The origin of the E+ transition in GaAsN alloys

TL;DR

This study investigates the origin of the E+ optical transition in GaAsN alloys with low nitrogen content using first-principles calculations, revealing the roles of specific electronic states and nitrogen potential effects.

Contribution

The paper identifies the electronic states responsible for the E+ transition and analyzes how nitrogen concentration and potential influence optical properties in GaAsN alloys.

Findings

L_1c-derived states are crucial for E+ transition formation.

Nitrogen modifies the conduction band significantly.
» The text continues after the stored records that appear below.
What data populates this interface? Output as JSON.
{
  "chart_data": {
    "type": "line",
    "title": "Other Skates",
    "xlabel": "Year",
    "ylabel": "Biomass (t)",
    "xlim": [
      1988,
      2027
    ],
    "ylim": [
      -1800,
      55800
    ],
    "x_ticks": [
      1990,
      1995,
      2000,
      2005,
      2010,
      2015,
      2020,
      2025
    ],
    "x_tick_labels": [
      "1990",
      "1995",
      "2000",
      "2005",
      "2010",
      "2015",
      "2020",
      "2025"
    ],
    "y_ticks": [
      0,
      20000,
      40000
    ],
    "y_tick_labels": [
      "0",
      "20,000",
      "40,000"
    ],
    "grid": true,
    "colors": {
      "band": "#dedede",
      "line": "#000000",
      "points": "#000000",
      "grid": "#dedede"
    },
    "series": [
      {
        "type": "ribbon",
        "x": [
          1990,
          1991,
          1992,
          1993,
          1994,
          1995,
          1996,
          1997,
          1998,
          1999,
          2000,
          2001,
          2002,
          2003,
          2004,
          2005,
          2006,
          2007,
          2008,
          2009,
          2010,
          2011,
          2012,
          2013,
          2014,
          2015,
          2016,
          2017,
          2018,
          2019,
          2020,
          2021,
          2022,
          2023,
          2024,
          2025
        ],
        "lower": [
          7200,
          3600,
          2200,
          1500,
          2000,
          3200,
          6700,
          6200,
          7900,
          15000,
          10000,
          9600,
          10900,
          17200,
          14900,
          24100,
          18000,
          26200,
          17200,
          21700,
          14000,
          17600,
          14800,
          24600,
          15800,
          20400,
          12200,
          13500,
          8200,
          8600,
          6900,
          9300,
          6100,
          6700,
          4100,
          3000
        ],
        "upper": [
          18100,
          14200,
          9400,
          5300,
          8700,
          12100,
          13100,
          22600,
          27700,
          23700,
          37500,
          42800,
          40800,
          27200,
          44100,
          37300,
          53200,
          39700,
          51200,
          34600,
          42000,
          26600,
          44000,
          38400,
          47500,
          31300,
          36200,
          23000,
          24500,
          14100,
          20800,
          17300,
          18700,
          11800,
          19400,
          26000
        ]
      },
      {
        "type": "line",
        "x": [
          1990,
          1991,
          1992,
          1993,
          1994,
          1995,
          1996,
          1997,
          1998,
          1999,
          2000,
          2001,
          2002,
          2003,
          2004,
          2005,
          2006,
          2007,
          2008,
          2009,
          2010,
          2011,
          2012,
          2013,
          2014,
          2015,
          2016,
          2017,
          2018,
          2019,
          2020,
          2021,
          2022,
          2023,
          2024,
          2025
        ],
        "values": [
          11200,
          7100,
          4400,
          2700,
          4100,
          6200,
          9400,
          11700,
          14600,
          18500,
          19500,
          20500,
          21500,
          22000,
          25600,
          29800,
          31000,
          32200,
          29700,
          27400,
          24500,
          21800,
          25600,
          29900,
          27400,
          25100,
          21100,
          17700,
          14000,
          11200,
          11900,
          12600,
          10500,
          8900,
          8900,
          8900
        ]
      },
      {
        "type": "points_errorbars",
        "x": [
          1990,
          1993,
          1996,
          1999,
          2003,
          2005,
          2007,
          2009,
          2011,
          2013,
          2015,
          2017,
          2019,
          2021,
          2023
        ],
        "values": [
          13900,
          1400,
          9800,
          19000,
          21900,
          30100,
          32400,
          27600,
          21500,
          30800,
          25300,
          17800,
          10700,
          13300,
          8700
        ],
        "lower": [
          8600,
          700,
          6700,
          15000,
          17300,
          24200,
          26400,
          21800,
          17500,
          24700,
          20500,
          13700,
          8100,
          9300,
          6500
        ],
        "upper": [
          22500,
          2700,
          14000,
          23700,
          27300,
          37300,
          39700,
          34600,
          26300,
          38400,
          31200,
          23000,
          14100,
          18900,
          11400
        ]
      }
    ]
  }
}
Nitrogen potential impacts optical properties notably.

Abstract

Optical properties of GaAsN system with nitrogen concentrations in the range of 0.9-3.7% are studied by full-potential LAPW method in a supercell approach. The E+ transition is identified by calculating the imaginary part of the dielectric function. The evolution of the energy of this transition with nitrogen concentration is studied and the origin of this transition is identified by analyzing the contributions to the dielectric function from different band combinations. The L_1c-derived states are shown to play an important role in the formation of the E+ transition, which was also suggested by recent experiments. At the same time the nitrogen-induced modification of the first conduction band of the host compound are also found to contribute significantly to the E+ transition. Further, the study of several model supercells demonstrated the significant influence of the nitrogen potential on the optical properties of the GaAsN system.